Genitourinary ...Orally, a sensitive urethra has been reported rarely (102602).
Hepatic ...One case of hepatocellular liver injury has been reported following the oral use of peppermint. Symptoms included elevated liver enzymes, fatigue, jaundice, dark urine, and signs of hypersensitivity. Details on the dosage and type of peppermint consumed were unavailable (96358).
Immunologic ...One case of IgE-mediated anaphylaxis, characterized by sudden onset of lip and tongue swelling, tightness of throat, and shortness of breath, has been reported in a 69-year-old male who consumed peppermint candy (89479). An allergic reaction after use of peppermint oil in combination with caraway oil has been reported in a patient with a history of bronchial asthma (96344). It is not clear if this reaction occurred in response to the peppermint or caraway components.
Neurologic/CNS ...Orally, headache has been reported rarely (102602).

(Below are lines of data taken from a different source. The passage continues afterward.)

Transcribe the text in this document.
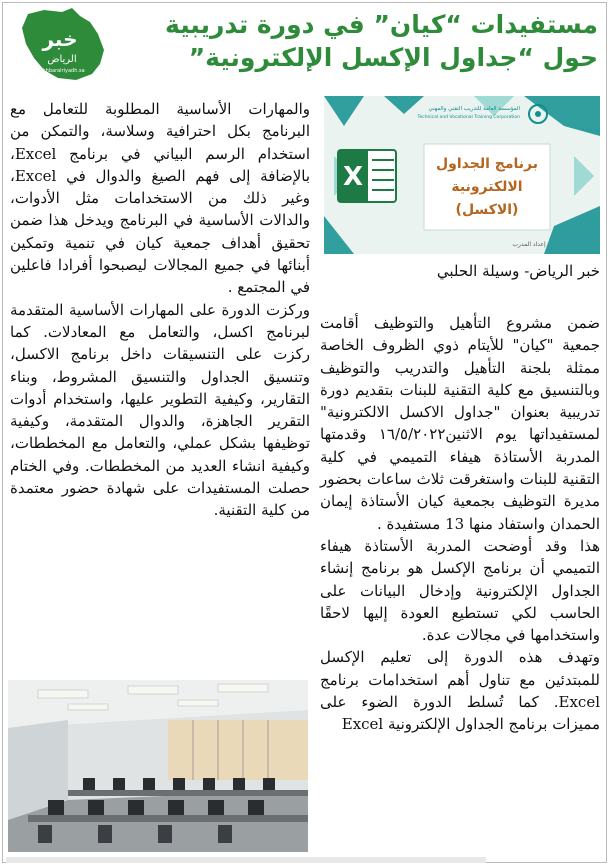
خبر
الرياض
Akhbaralriyadh.sa
مستفيدات “كيان” في دورة تدريبية حول “جداول الإكسل الإلكترونية”
X
المؤسسة العامة للتدريب التقني والمهني
Technical and Vocational Training Corporation
برنامج الجداول
الالكترونية
(الاكسل)
إعداد المدرب
خبر الرياض- وسيلة الحلبي

ضمن مشروع التأهيل والتوظيف أقامت جمعية "كيان" للأيتام ذوي الظروف الخاصة ممثلة بلجنة التأهيل والتدريب والتوظيف وبالتنسيق مع كلية التقنية للبنات بتقديم دورة تدريبية بعنوان "جداول الاكسل الالكترونية" لمستفيداتها يوم الاثنين١٦/٥/٢٠٢٢ وقدمتها المدربة الأستاذة هيفاء التميمي في كلية التقنية للبنات واستغرقت ثلاث ساعات بحضور مديرة التوظيف بجمعية كيان الأستاذة إيمان الحمدان واستفاد منها 13 مستفيدة .

هذا وقد أوضحت المدربة الأستاذة هيفاء التميمي أن برنامج الإكسل هو برنامج إنشاء الجداول الإلكترونية وإدخال البيانات على الحاسب لكي تستطيع العودة إليها لاحقًا واستخدامها في مجالات عدة.

وتهدف هذه الدورة إلى تعليم الإكسل للمبتدئين مع تناول أهم استخدامات برنامج Excel. كما تُسلط الدورة الضوء على مميزات برنامج الجداول الإلكترونية Excel

والمهارات الأساسية المطلوبة للتعامل مع البرنامج بكل احترافية وسلاسة، والتمكن من استخدام الرسم البياني في برنامج Excel، بالإضافة إلى فهم الصيغ والدوال في Excel، وغير ذلك من الاستخدامات مثل الأدوات، والدالات الأساسية في البرنامج ويدخل هذا ضمن تحقيق أهداف جمعية كيان في تنمية وتمكين أبنائها في جميع المجالات ليصبحوا أفرادا فاعلين في المجتمع .

وركزت الدورة على المهارات الأساسية المتقدمة لبرنامج اكسل، والتعامل مع المعادلات. كما ركزت على التنسيقات داخل برنامج الاكسل، وتنسيق الجداول والتنسيق المشروط، وبناء التقارير، وكيفية التطوير عليها، واستخدام أدوات التقرير الجاهزة، والدوال المتقدمة، وكيفية توظيفها بشكل عملي، والتعامل مع المخططات، وكيفية انشاء العديد من المخططات. وفي الختام حصلت المستفيدات على شهادة حضور معتمدة من كلية التقنية.
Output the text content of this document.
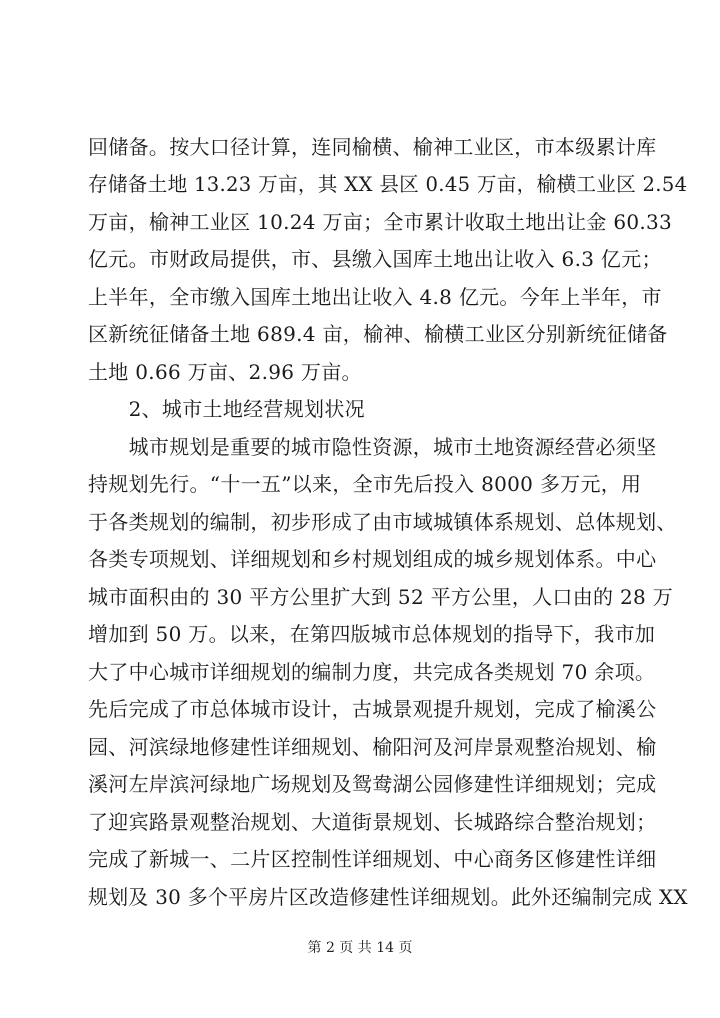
回储备。按大口径计算，连同榆横、榆神工业区，市本级累计库
存储备土地 13.23 万亩，其 XX 县区 0.45 万亩，榆横工业区 2.54
万亩，榆神工业区 10.24 万亩；全市累计收取土地出让金 60.33
亿元。市财政局提供，市、县缴入国库土地出让收入 6.3 亿元；
上半年，全市缴入国库土地出让收入 4.8 亿元。今年上半年，市
区新统征储备土地 689.4 亩，榆神、榆横工业区分别新统征储备
土地 0.66 万亩、2.96 万亩。
　　2、城市土地经营规划状况
　　城市规划是重要的城市隐性资源，城市土地资源经营必须坚
持规划先行。“十一五”以来，全市先后投入 8000 多万元，用
于各类规划的编制，初步形成了由市域城镇体系规划、总体规划、
各类专项规划、详细规划和乡村规划组成的城乡规划体系。中心
城市面积由的 30 平方公里扩大到 52 平方公里，人口由的 28 万
增加到 50 万。以来，在第四版城市总体规划的指导下，我市加
大了中心城市详细规划的编制力度，共完成各类规划 70 余项。
先后完成了市总体城市设计，古城景观提升规划，完成了榆溪公
园、河滨绿地修建性详细规划、榆阳河及河岸景观整治规划、榆
溪河左岸滨河绿地广场规划及鸳鸯湖公园修建性详细规划；完成
了迎宾路景观整治规划、大道街景规划、长城路综合整治规划；
完成了新城一、二片区控制性详细规划、中心商务区修建性详细
规划及 30 多个平房片区改造修建性详细规划。此外还编制完成 XX
第 2 页 共 14 页
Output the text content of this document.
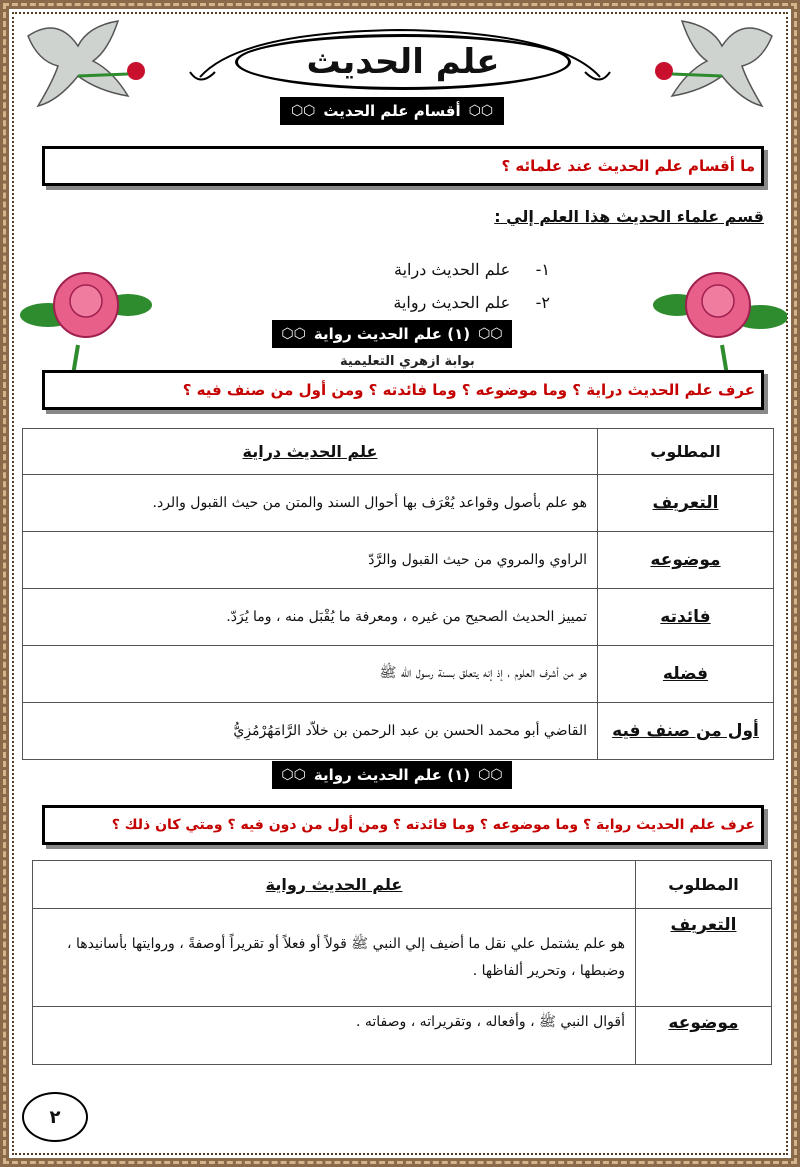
علم الحديث
⬡⬡
أقسام علم الحديث
⬡⬡
ما أقسام علم الحديث عند علمائه ؟
قسم علماء الحديث هذا العلم إلي :
١-     علم الحديث دراية
٢-     علم الحديث رواية
⬡⬡
(١) علم الحديث رواية
⬡⬡
بوابة ازهري التعليمية
عرف علم الحديث دراية ؟ وما موضوعه ؟ وما فائدته ؟ ومن أول من صنف فيه ؟
المطلوب	علم الحديث دراية
التعريف	هو علم بأصول وقواعد يُعْرَف بها أحوال السند والمتن من حيث القبول والرد.
موضوعه	الراوي والمروي من حيث القبول والرَّدّ
فائدته	تمييز الحديث الصحيح من غيره ، ومعرفة ما يُقْبَل منه ، وما يُرَدّ.
فضله	هو من أشرف العلوم ، إذ إنه يتعلق بسنة رسول الله ﷺ
أول من صنف فيه	القاضي أبو محمد الحسن بن عبد الرحمن بن خلاّد الرَّامَهُرْمُزِيُّ
⬡⬡
(١) علم الحديث رواية
⬡⬡
عرف علم الحديث رواية ؟ وما موضوعه ؟ وما فائدته ؟ ومن أول من دون فيه ؟ ومتي كان ذلك ؟
المطلوب	علم الحديث رواية
التعريف	هو علم يشتمل علي نقل ما أضيف إلي النبي ﷺ قولاً أو فعلاً أو تقريراً أوصفةً ، وروايتها بأسانيدها ، وضبطها ، وتحرير ألفاظها .
موضوعه	أقوال النبي ﷺ ، وأفعاله ، وتقريراته ، وصفاته .
٢
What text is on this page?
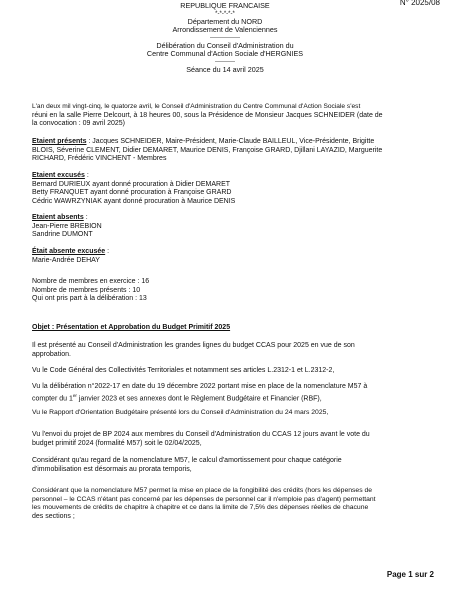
N° 2025/08
REPUBLIQUE FRANCAISE
*-*-*-*-*
Département du NORD
Arrondissement de Valenciennes
---------------
Délibération du Conseil d'Administration du
Centre Communal d'Action Sociale d'HERGNIES
----------
Séance du 14 avril 2025
L'an deux mil vingt-cinq, le quatorze avril, le Conseil d'Administration du Centre Communal d'Action Sociale s'est
réuni en la salle Pierre Delcourt, à 18 heures 00, sous la Présidence de Monsieur Jacques SCHNEIDER (date de
la convocation : 09 avril 2025)
Etaient présents : Jacques SCHNEIDER, Maire-Président, Marie-Claude BAILLEUL, Vice-Présidente, Brigitte
BLOIS, Séverine CLEMENT, Didier DEMARET, Maurice DENIS, Françoise GRARD, Djillani LAYAZID, Marguerite
RICHARD, Frédéric VINCHENT - Membres
Etaient excusés :
Bernard DURIEUX ayant donné procuration à Didier DEMARET
Betty FRANQUET ayant donné procuration à Françoise GRARD
Cédric WAWRZYNIAK ayant donné procuration à Maurice DENIS
Etaient absents :
Jean-Pierre BREBION
Sandrine DUMONT
Était absente excusée :
Marie-Andrée DEHAY
Nombre de membres en exercice : 16
Nombre de membres présents : 10
Qui ont pris part à la délibération : 13
Objet : Présentation et Approbation du Budget Primitif 2025
Il est présenté au Conseil d'Administration les grandes lignes du budget CCAS pour 2025 en vue de son
approbation.
Vu le Code Général des Collectivités Territoriales et notamment ses articles L.2312-1 et L.2312-2,
Vu la délibération n°2022-17 en date du 19 décembre 2022 portant mise en place de la nomenclature M57 à
compter du 1er janvier 2023 et ses annexes dont le Règlement Budgétaire et Financier (RBF),
Vu le Rapport d'Orientation Budgétaire présenté lors du Conseil d'Administration du 24 mars 2025,
Vu l'envoi du projet de BP 2024 aux membres du Conseil d'Administration du CCAS 12 jours avant le vote du
budget primitif 2024 (formalité M57) soit le 02/04/2025,
Considérant qu'au regard de la nomenclature M57, le calcul d'amortissement pour chaque catégorie
d'immobilisation est désormais au prorata temporis,
Considérant que la nomenclature M57 permet la mise en place de la fongibilité des crédits (hors les dépenses de
personnel – le CCAS n'étant pas concerné par les dépenses de personnel car il n'emploie pas d'agent) permettant
les mouvements de crédits de chapitre à chapitre et ce dans la limite de 7,5% des dépenses réelles de chacune
des sections ;
Page 1 sur 2
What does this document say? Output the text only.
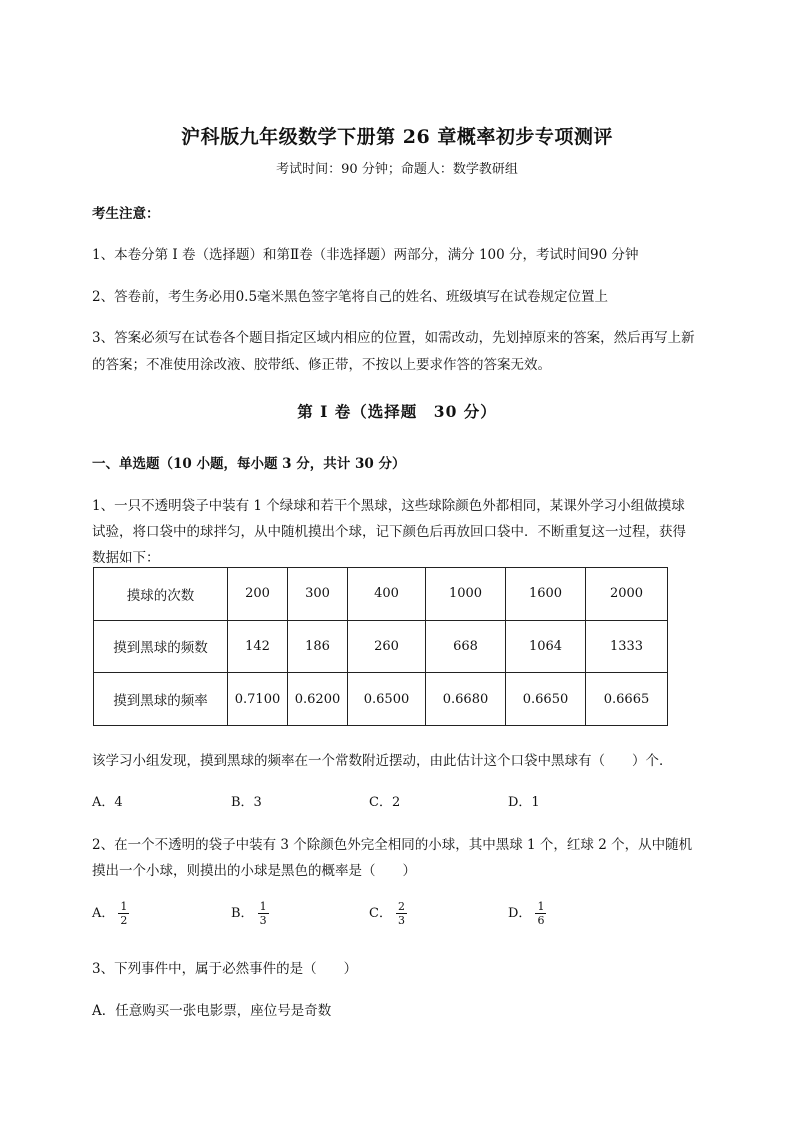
沪科版九年级数学下册第 26 章概率初步专项测评
考试时间：90 分钟；命题人：数学教研组
考生注意：
1、本卷分第 I 卷（选择题）和第Ⅱ卷（非选择题）两部分，满分 100 分，考试时间90 分钟
2、答卷前，考生务必用0.5毫米黑色签字笔将自己的姓名、班级填写在试卷规定位置上
3、答案必须写在试卷各个题目指定区域内相应的位置，如需改动，先划掉原来的答案，然后再写上新
的答案；不准使用涂改液、胶带纸、修正带，不按以上要求作答的答案无效。
第 I 卷（选择题　30 分）
一、单选题（10 小题，每小题 3 分，共计 30 分）
1、一只不透明袋子中装有 1 个绿球和若干个黑球，这些球除颜色外都相同，某课外学习小组做摸球
试验，将口袋中的球拌匀，从中随机摸出个球，记下颜色后再放回口袋中．不断重复这一过程，获得
数据如下：
摸球的次数	200	300	400	1000	1600	2000
摸到黑球的频数	142	186	260	668	1064	1333
摸到黑球的频率	0.7100	0.6200	0.6500	0.6680	0.6650	0.6665
该学习小组发现，摸到黑球的频率在一个常数附近摆动，由此估计这个口袋中黑球有（　　）个．
A．4	B．3	C．2	D．1
2、在一个不透明的袋子中装有 3 个除颜色外完全相同的小球，其中黑球 1 个，红球 2 个，从中随机
摸出一个小球，则摸出的小球是黑色的概率是（　　）
A． $\frac{1}{2}$	B． $\frac{1}{3}$	C． $\frac{2}{3}$	D． $\frac{1}{6}$
3、下列事件中，属于必然事件的是（　　）
A．任意购买一张电影票，座位号是奇数
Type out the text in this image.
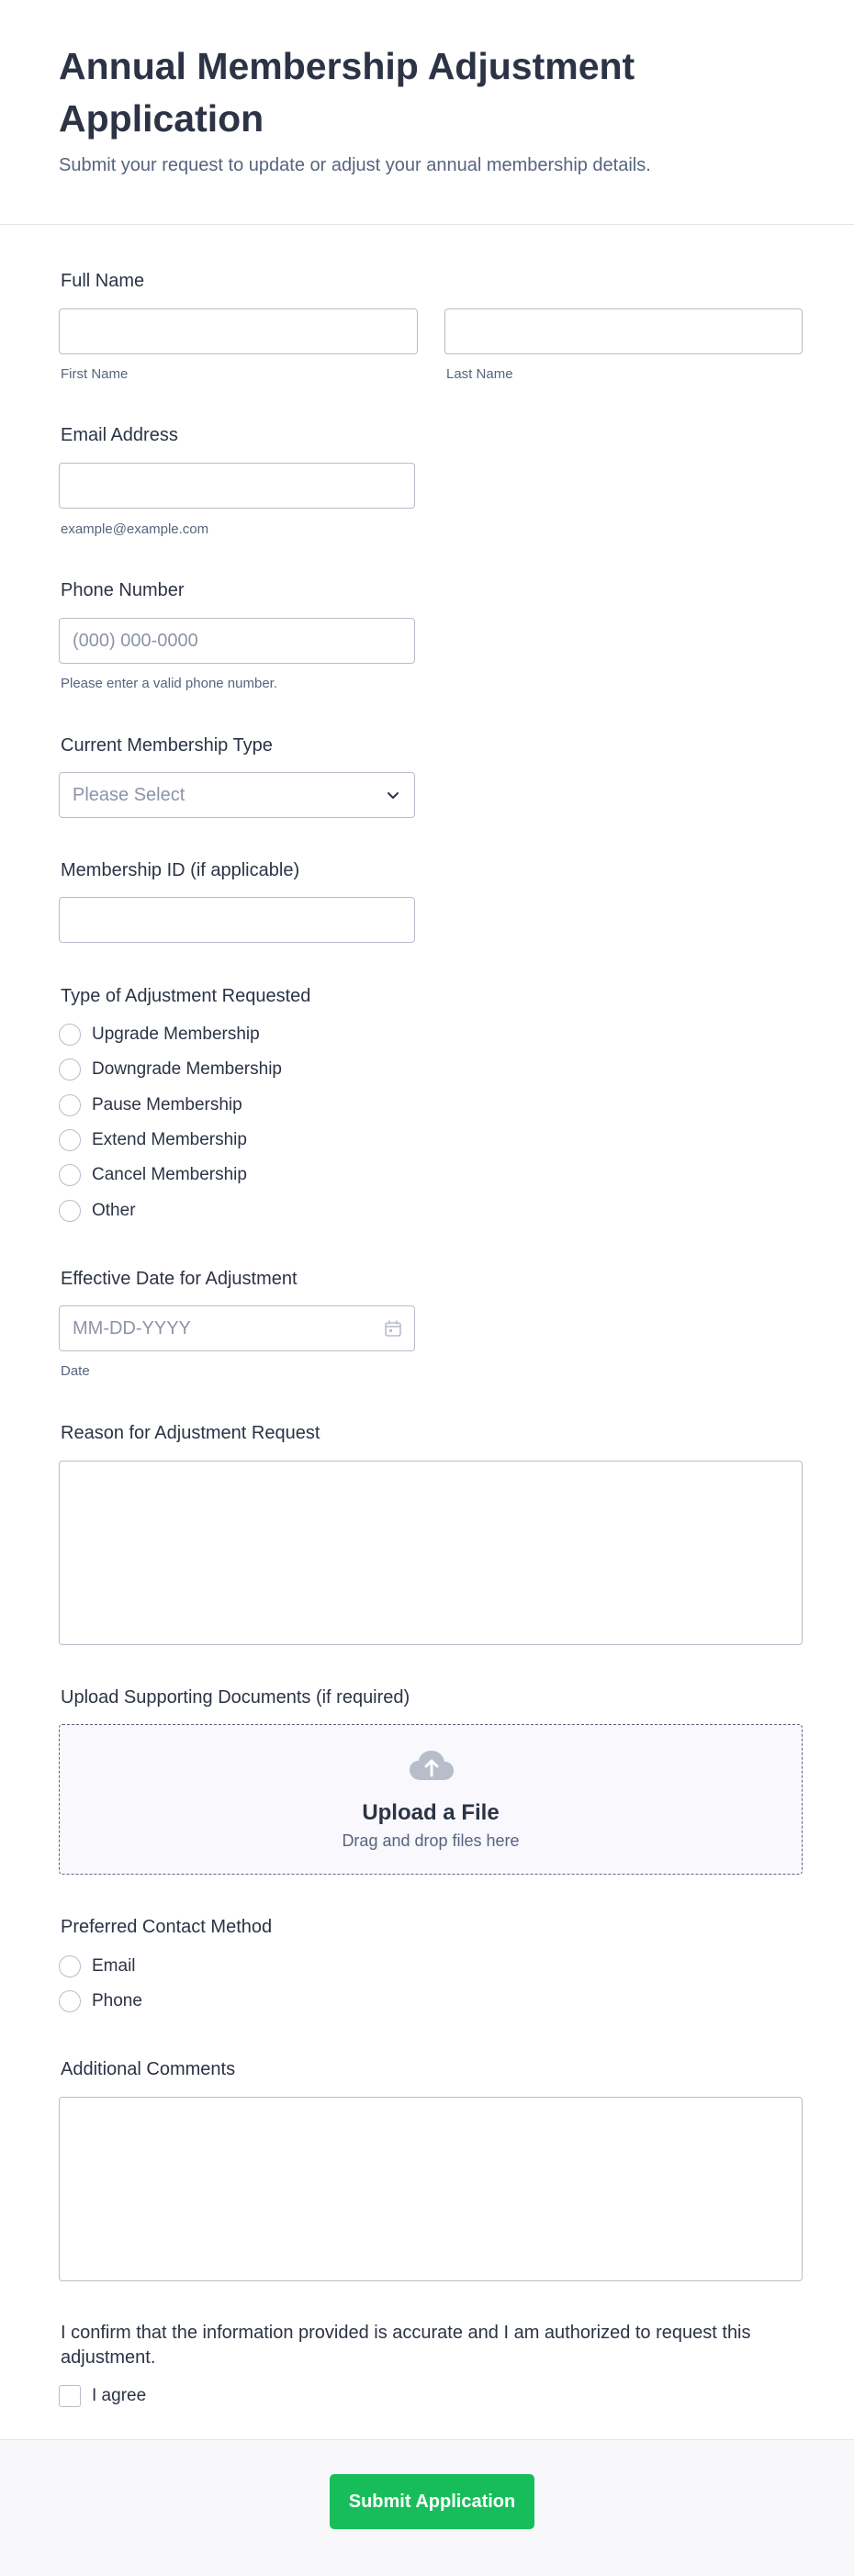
Annual Membership Adjustment Application

Submit your request to update or adjust your annual membership details.

Full Name
First Name	Last Name
Email Address
example@example.com
Phone Number
(000) 000-0000
Please enter a valid phone number.
Current Membership Type
Please Select
Membership ID (if applicable)
Type of Adjustment Requested
Upgrade Membership
Downgrade Membership
Pause Membership
Extend Membership
Cancel Membership
Other
Effective Date for Adjustment
MM-DD-YYYY
Date
Reason for Adjustment Request
Upload Supporting Documents (if required)
Upload a File
Drag and drop files here
Preferred Contact Method
Email
Phone
Additional Comments
I confirm that the information provided is accurate and I am authorized to request this adjustment.
I agree
Submit Application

Ocular/Otic ...Orally, peppermint has been reported to cause blurry vision (3803).
General
...Orally, star anise is generally well tolerated when consumed in the amounts commonly found in food.
However, star anise tea is associated with serious neurological adverse effects which may or may not be related to contamination with Japanese star anise (Illicium apisatum).
Serious Adverse Effects (Rare):
Orally: Tea made from star anise has been associated with increased deep tendon reflexes, irritability, jitteriness, rapid eye movements, seizures, and vomiting. However, it is unclear if these effects are due to star anise or contamination with Japanese star anise (Illicium apisatum), which is known to be toxic due to its anisatin constituents.
Dermatologic ...Topically, the anethole constituent of star anise can cause dermatitis, including erythema, scaling, and vesiculation (13668,13669).
Gastrointestinal ...Orally, star anise tea has been reported to cause vomiting, diarrhea, and abdominal distension. The teas consumed in these reports may or may not have been contaminated with Japanese star anise (Illicum apisatum) (10407,13058,100159,108932).
Immunologic ...Topically, star anise and the constituents anethole, alpha-pinene, limonene, and safrole can cause allergic reactions in sensitive individuals (13669,76299).
Neurologic/CNS ...Orally, star anise tea has been reported to cause acute onset of irritability, jitteriness, hyperexcitability, clonus or myoclonus, increased deep tendon reflexes, rapid eye movements, nystagmus, and seizures. The teas consumed in these reports may or may not have been contaminated with Japanese star anise (Illicum apisatum) (10407,11384,13058,100159,108932).